MONCOVID-19: Technologies for Monitoring COVID-19 Epidemiological Development

The overall goal of this initiative is to establish a baseline for new technologies and analytical tools that may support epidemiological observational studies with monitoring capabilities of COVID-19 in a high-risk environment e.g. hospitals to protect healthcare workers from transmission, and to create a safe working environment without contaminated areas, surfaces and objects. The recent findings from Centers for Disease Control and Prevention, UCLA and Princeton University show that the coronavirus can remain active in the air for up to 3 hours, on copper surfaces up to 4 hours, on paper surfaces up to 24 hours and up to two to three days on plastic and stainless steel surfaces. This requires urgent actions to develop technologies and techniques, which can be deployed in healthcare centres to identify potentially infected areas. It is very important to emphasize that this system is not intended for medical diagnosis, as this requires examination of symptoms on a patient and should validated by physical and laboratory tests together with a doctor’s assessment.

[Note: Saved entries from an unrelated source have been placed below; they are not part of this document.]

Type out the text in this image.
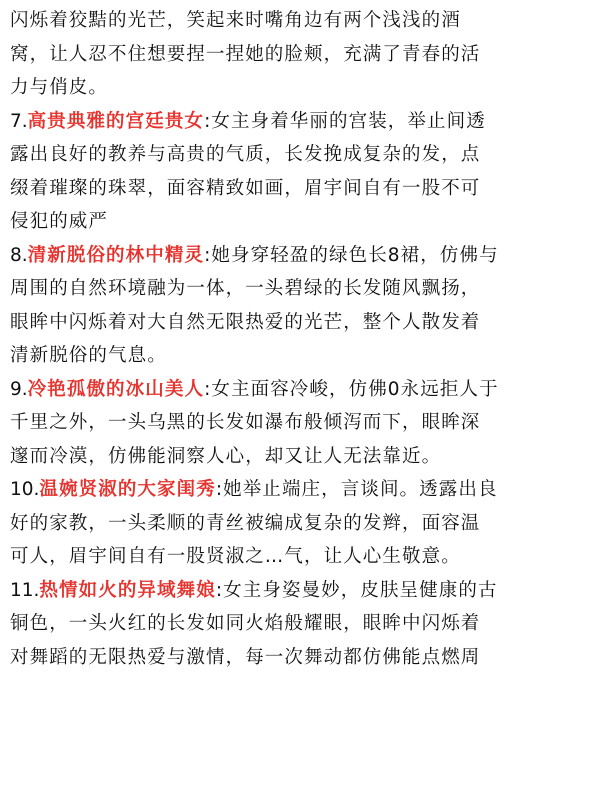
闪烁着狡黠的光芒，笑起来时嘴角边有两个浅浅的酒
窝，让人忍不住想要捏一捏她的脸颊，充满了青春的活
力与俏皮。
7.高贵典雅的宫廷贵女:女主身着华丽的宫装，举止间透
露出良好的教养与高贵的气质，长发挽成复杂的发，点
缀着璀璨的珠翠，面容精致如画，眉宇间自有一股不可
侵犯的威严
8.清新脱俗的林中精灵:她身穿轻盈的绿色长8裙，仿佛与
周围的自然环境融为一体，一头碧绿的长发随风飘扬，
眼眸中闪烁着对大自然无限热爱的光芒，整个人散发着
清新脱俗的气息。
9.冷艳孤傲的冰山美人:女主面容冷峻，仿佛0永远拒人于
千里之外，一头乌黑的长发如瀑布般倾泻而下，眼眸深
邃而冷漠，仿佛能洞察人心，却又让人无法靠近。
10.温婉贤淑的大家闺秀:她举止端庄，言谈间。透露出良
好的家教，一头柔顺的青丝被编成复杂的发辫，面容温
可人，眉宇间自有一股贤淑之…气，让人心生敬意。
11.热情如火的异域舞娘:女主身姿曼妙，皮肤呈健康的古
铜色，一头火红的长发如同火焰般耀眼，眼眸中闪烁着
对舞蹈的无限热爱与激情，每一次舞动都仿佛能点燃周
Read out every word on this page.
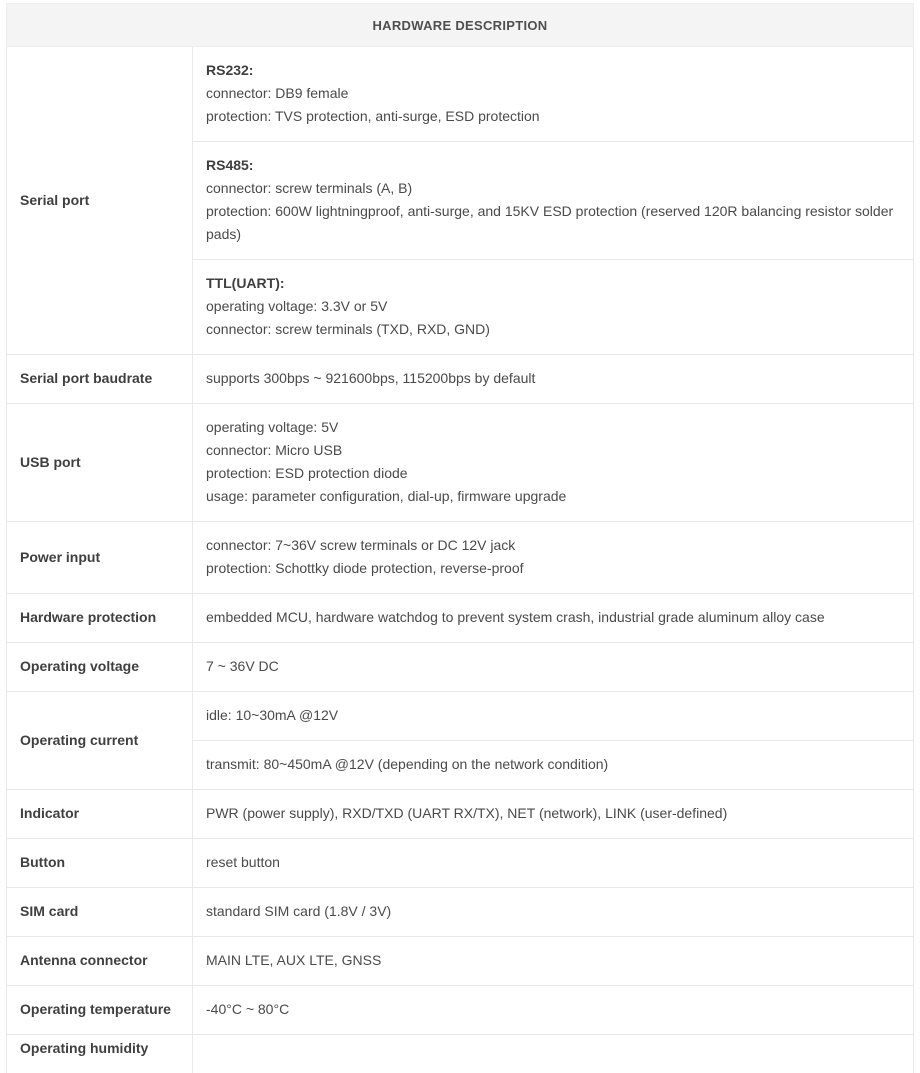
HARDWARE DESCRIPTION	
Serial port	RS232:
connector: DB9 female
protection: TVS protection, anti-surge, ESD protection

	RS485:
connector: screw terminals (A, B)
protection: 600W lightningproof, anti-surge, and 15KV ESD protection (reserved 120R balancing resistor solder pads)

	TTL(UART):
operating voltage: 3.3V or 5V
connector: screw terminals (TXD, RXD, GND)

Serial port baudrate	supports 300bps ~ 921600bps, 115200bps by default

USB port	operating voltage: 5V
connector: Micro USB
protection: ESD protection diode
usage: parameter configuration, dial-up, firmware upgrade

Power input	connector: 7~36V screw terminals or DC 12V jack
protection: Schottky diode protection, reverse-proof

Hardware protection	embedded MCU, hardware watchdog to prevent system crash, industrial grade aluminum alloy case

Operating voltage	7 ~ 36V DC

Operating current	idle: 10~30mA @12V

	transmit: 80~450mA @12V (depending on the network condition)

Indicator	PWR (power supply), RXD/TXD (UART RX/TX), NET (network), LINK (user-defined)

Button	reset button

SIM card	standard SIM card (1.8V / 3V)

Antenna connector	MAIN LTE, AUX LTE, GNSS

Operating temperature	-40°C ~ 80°C

Operating humidity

This research project aims to explore the potential and limitations of using a VIS-IR spectroscopic system to measure spectral characteristics in e.g. hospital environments and support epidemiological observations on contamination risk as well as supporting infection prevention and control. The effective application of the proposed methodology may be able to support monitoring infectiousness and support preventing the transmission events. With respect to the eight immediate research actions of WHO in February 2020, this project is focusing on action 4, 5 and 8 to support the epidemiological studies. The consortium consists of technical partners and collaborators (NORCE, NEO, Telops) for hyperspectral imaging, computer vision and machine learning, medical experts (UiB, Haukeland university hospital) for influenza, and viral infections and international labs for clinical analysis.